What Word Break Leetcode Problem Taught Me About Debugging Order
I recently worked through the classic Word Break problem in an interview. My approach was solid from the start - recursion with memoization, a breakable helper that tests every prefix and recurses on the rest. The logic was right. What slowed me down was everything around the logic.
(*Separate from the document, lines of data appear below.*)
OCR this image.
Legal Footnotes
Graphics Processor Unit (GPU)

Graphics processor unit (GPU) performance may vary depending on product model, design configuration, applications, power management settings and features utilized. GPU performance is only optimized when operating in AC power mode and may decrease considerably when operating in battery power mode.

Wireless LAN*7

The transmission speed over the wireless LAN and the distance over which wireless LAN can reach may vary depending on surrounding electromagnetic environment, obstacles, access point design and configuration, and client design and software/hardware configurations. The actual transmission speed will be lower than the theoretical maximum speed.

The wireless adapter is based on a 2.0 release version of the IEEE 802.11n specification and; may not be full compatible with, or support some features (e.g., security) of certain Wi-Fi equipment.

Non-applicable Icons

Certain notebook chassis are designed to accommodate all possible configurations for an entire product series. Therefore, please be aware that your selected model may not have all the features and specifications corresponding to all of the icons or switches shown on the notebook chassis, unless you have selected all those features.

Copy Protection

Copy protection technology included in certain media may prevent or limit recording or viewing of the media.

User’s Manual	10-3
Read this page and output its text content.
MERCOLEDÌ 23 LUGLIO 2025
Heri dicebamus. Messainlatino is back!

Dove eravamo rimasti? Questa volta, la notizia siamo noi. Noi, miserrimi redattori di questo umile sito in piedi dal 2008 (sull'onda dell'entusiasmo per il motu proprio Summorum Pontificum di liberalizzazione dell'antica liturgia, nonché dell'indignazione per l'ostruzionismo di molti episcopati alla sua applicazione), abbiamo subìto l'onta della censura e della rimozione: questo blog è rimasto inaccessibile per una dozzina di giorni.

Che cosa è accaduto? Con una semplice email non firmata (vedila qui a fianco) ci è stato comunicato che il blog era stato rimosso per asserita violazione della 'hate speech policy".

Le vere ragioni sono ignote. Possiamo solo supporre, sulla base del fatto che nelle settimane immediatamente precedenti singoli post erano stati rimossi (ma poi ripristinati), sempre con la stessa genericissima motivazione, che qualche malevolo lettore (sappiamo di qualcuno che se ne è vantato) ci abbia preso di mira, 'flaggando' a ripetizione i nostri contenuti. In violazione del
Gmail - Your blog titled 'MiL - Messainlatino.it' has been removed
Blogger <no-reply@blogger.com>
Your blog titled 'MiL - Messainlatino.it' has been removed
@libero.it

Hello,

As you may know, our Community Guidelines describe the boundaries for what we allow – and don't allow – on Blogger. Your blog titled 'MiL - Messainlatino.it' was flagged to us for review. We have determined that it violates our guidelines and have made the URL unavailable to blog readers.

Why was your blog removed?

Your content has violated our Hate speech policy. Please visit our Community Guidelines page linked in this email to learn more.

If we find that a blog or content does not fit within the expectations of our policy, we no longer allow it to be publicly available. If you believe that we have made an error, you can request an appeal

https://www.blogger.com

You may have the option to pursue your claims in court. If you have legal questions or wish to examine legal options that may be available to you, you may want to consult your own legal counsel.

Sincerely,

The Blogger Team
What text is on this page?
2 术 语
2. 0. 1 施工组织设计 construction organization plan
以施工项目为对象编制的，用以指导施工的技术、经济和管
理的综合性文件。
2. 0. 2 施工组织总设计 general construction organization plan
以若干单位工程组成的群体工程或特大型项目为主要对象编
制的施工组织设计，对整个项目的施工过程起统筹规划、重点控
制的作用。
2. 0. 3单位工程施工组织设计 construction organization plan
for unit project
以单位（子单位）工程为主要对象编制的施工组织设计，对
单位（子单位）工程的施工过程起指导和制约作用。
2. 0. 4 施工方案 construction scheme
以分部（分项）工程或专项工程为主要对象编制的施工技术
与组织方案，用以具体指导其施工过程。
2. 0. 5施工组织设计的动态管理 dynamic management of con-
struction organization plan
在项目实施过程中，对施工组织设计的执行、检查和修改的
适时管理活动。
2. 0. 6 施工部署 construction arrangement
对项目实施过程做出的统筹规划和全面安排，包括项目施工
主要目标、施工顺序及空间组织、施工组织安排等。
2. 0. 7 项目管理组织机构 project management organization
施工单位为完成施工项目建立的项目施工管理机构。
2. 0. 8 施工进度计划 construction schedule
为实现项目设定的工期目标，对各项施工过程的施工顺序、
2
Here's the solution I landed on:
class Solution {
public:
bool wordBreak(string s, vector<string>& wordDict) {
unordered_set<string> dict(wordDict.begin(), wordDict.end());
unordered_map<size_t, bool> memo;
return breakable(s, dict, memo, 0);
// missed: breakable was a free function defined below -> "not declared in this scope"
}
private:
// missed: had int here, compared against s.length() (size_t) -> sign-compare warnings
bool breakable(const string& s, const unordered_set<string>& dict,
unordered_map<size_t, bool>& memo, size_t starting) {
if (starting == s.length()) return true;
if (memo.count(starting)) return memo[starting];
for (size_t e = starting + 1; e <= s.length(); e++) {
string word = s.substr(starting, e - starting);
// missed: shadowed an outer `word`, and had substr(starting, e) instead of e - starting
if (dict.count(word) && breakable(s, dict, memo, e)) {
memo[starting] = true;
// missed: wrote == instead of =, so success was never cached
return true;
}
}
memo[starting] = false;
// missed: this line, so failures were never cached and memoization broke down
return false;
}
};
The real lesson
Most of what tripped me up was syntax and scope - a function declared in the wrong place, signed/unsigned mismatches, a shadowed variable, == where I meant =. None of these were about the algorithm. But because I spent my time chasing them, I had less room to focus on the one thing that actually matters in this problem: the logical correctness of the memoization.
The takeaway I'm keeping
Get the syntax and scoping clean early, so the debugging budget goes toward logic, not typos. That's the difference between a working solution and a working solution you can reason about under pressure.